- Battle of Khoy (1478): Part of Aqqoyunlu Throne Wars
| Date | August 14, 1478 |
| Location | near Khoy |
| Result | Yaqub's victory |

Belligerents
- Khalil's forces: Yaqub's forces

Commanders and leaders
- Shahzada Khalil Osman Bey Miranshah Shahali Bey Pornak Sufi Khalil Bey: Shahzada Yaqub Omar Bey Cagirlu Yusuf Bey Khurshid Bey Mansur Bey Chagani Suleyman Bey Bahram Bey Bayrami Iskander Bey Piltan Mahmud Bey Bayandur Bey Hasan Agha Chalabioglu Yusuf Bey Tevachi Maqsud Bey

Strength
- Unknown: Unknown

Casualties and losses
- Unknown: Unknown

= Battle of Khoy (1478) =

First throne dispute in Aqqoyunlu

The Battle of Khoy is considered to be the decisive battle between the sons of Uzun Hasan, Sultan Khalil and Sultan Yaqub, which ended the battle for the throne on August 14, 1478. Although the battle began with the victory of Sultan Khalil, it ended with the victory of Sultan Yaqub and Sultan Khalil was killed. After entering Tabriz, Sultan Yaqub decided to pardon most of Khalil's supporters.

==Background==
After the death of Uzun Hasan in 1478, his eldest son Sultan Khalil soon arrived in Tabriz, delivered a khutbah in his name, struck a coin and was proclaimed ruler.

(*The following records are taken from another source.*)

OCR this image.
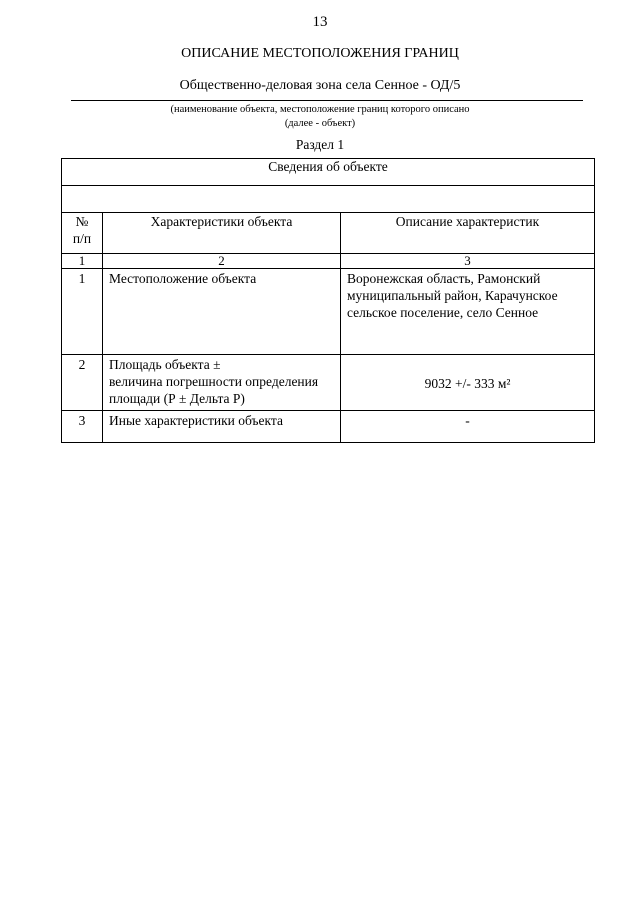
13
ОПИСАНИЕ МЕСТОПОЛОЖЕНИЯ ГРАНИЦ
Общественно-деловая зона села Сенное - ОД/5
(наименование объекта, местоположение границ которого описано
(далее - объект)
Раздел 1
Сведения об объекте		

№
п/п	Характеристики объекта	Описание характеристик
1	2	3
1	Местоположение объекта	Воронежская область, Рамонский
муниципальный район, Карачунское
сельское поселение, село Сенное

2	Площадь объекта ±
величина погрешности определения
площади (Р ± Дельта Р)	9032 +/- 333 м²

3	Иные характеристики объекта	-
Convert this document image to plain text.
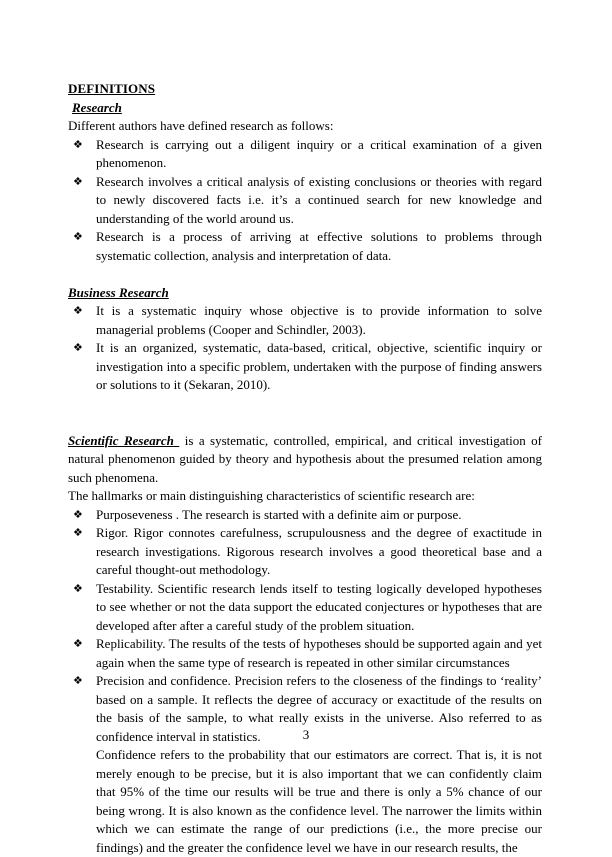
DEFINITIONS
Research
Different authors have defined research as follows:
❖ Research is carrying out a diligent inquiry or a critical examination of a given phenomenon.
❖ Research involves a critical analysis of existing conclusions or theories with regard to newly discovered facts i.e. it’s a continued search for new knowledge and understanding of the world around us.
❖ Research is a process of arriving at effective solutions to problems through systematic collection, analysis and interpretation of data.

Business Research
❖ It is a systematic inquiry whose objective is to provide information to solve managerial problems (Cooper and Schindler, 2003).
❖ It is an organized, systematic, data-based, critical, objective, scientific inquiry or investigation into a specific problem, undertaken with the purpose of finding answers or solutions to it (Sekaran, 2010).

Scientific Research  is a systematic, controlled, empirical, and critical investigation of natural phenomenon guided by theory and hypothesis about the presumed relation among such phenomena.

The hallmarks or main distinguishing characteristics of scientific research are:
❖ Purposeveness . The research is started with a definite aim or purpose.
❖ Rigor. Rigor connotes carefulness, scrupulousness and the degree of exactitude in research investigations. Rigorous research involves a good theoretical base and a careful thought-out methodology.
❖ Testability. Scientific research lends itself to testing logically developed hypotheses to see whether or not the data support the educated conjectures or hypotheses that are developed after after a careful study of the problem situation.
❖ Replicability. The results of the tests of hypotheses should be supported again and yet again when the same type of research is repeated in other similar circumstances
❖ Precision and confidence. Precision refers to the closeness of the findings to ‘reality’ based on a sample. It reflects the degree of accuracy or exactitude of the results on the basis of the sample, to what really exists in the universe. Also referred to as confidence interval in statistics.

Confidence refers to the probability that our estimators are correct. That is, it is not merely enough to be precise, but it is also important that we can confidently claim that 95% of the time our results will be true and there is only a 5% chance of our being wrong. It is also known as the confidence level. The narrower the limits within which we can estimate the range of our predictions (i.e., the more precise our findings) and the greater the confidence level we have in our research results, the

3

When Sultan Khalil came to power, he started a war with his brothers. He killed his brother Magsud and sent his other brothers, Jacob and Joseph, into exile. In the same year, his uncle Murad bey defeated Bayanduru and began to centralize power. The Turkoman emirs were dissatisfied with his policy of centralization.

In a short time, Sultan Khalil's opponents began to gather in Diyarbakir. Under the leadership of Yaqub Bey, the great Aq Qoyunlu commanders, Bayandur Bey, Suleyman Bey and the great cleric Gazi Isa Bey united to form a front against Sultan Khalil. Concerned about this situation, Sultan Khalil began to act against Yaqub Bey.

==Battle==
The two armies came face to face near the Khoy River. Yaqub Bey's right flank was led by Suleyman bey Bijanoglu, Bahram bey Bayrami, Iskander bey Pilten, and Mahmud bey.  Its left wing was led by Bayandur bey, Hasan agha Chalabioglu, Yusif bey Tavachin and Magsud bey.  In the center stood Sultan Yagub himself and Omar bey Cagirlu, Mansur bey Chagani, Yusif bey, Khurshid bey.  Sultan Khalil's army was led by Osman bey Miranshahi, Shahali bey Pornak and Sufi Khalil.  Sultan Khalil was in the center. The following is written about the battle in the history of Qizilbash:

"On Wednesday, the 14th of the month of Rabi'ulahir, 883 (15.VII.1478), at lunch, a battle took place between two brothers on the banks of the Khoy River.  Bayandur Bey's house was seized and looted. Suddenly, fate turned upside down and the Sultan (Khalili) was torn to pieces on horseback, and Yaqub Bey was victorious. "

As it is written in the history of Qizilbash, the advantage in the battle was completely in the hands of Sultan Khalil's army. Sultan Yaqub's commander Bayandur Bey's tent was captured by Sultan Khalil's army.  Suleyman bey and Shahram bey Bayrami's son Bahram bey were also captured.  The right flank of Jacob's army was completely destroyed.However, Sultan Khalil, who accidentally confused his military center with the center of Yagub Bey, unknowingly moved quickly to the center of Yagub Bey with little force. Realizing this late, Sultan Khalil was forced to fight and was besieged.  Unable to escape the siege, Sultan Khalil was killed by Sheykhali bey Mohurdari and Baslamish bey Amirakhur.  Upon learning of Khalil's death, his army began to flee and disbanded. Yaqub Bey, who entered Tabriz in September 1478, was proclaimed sultan.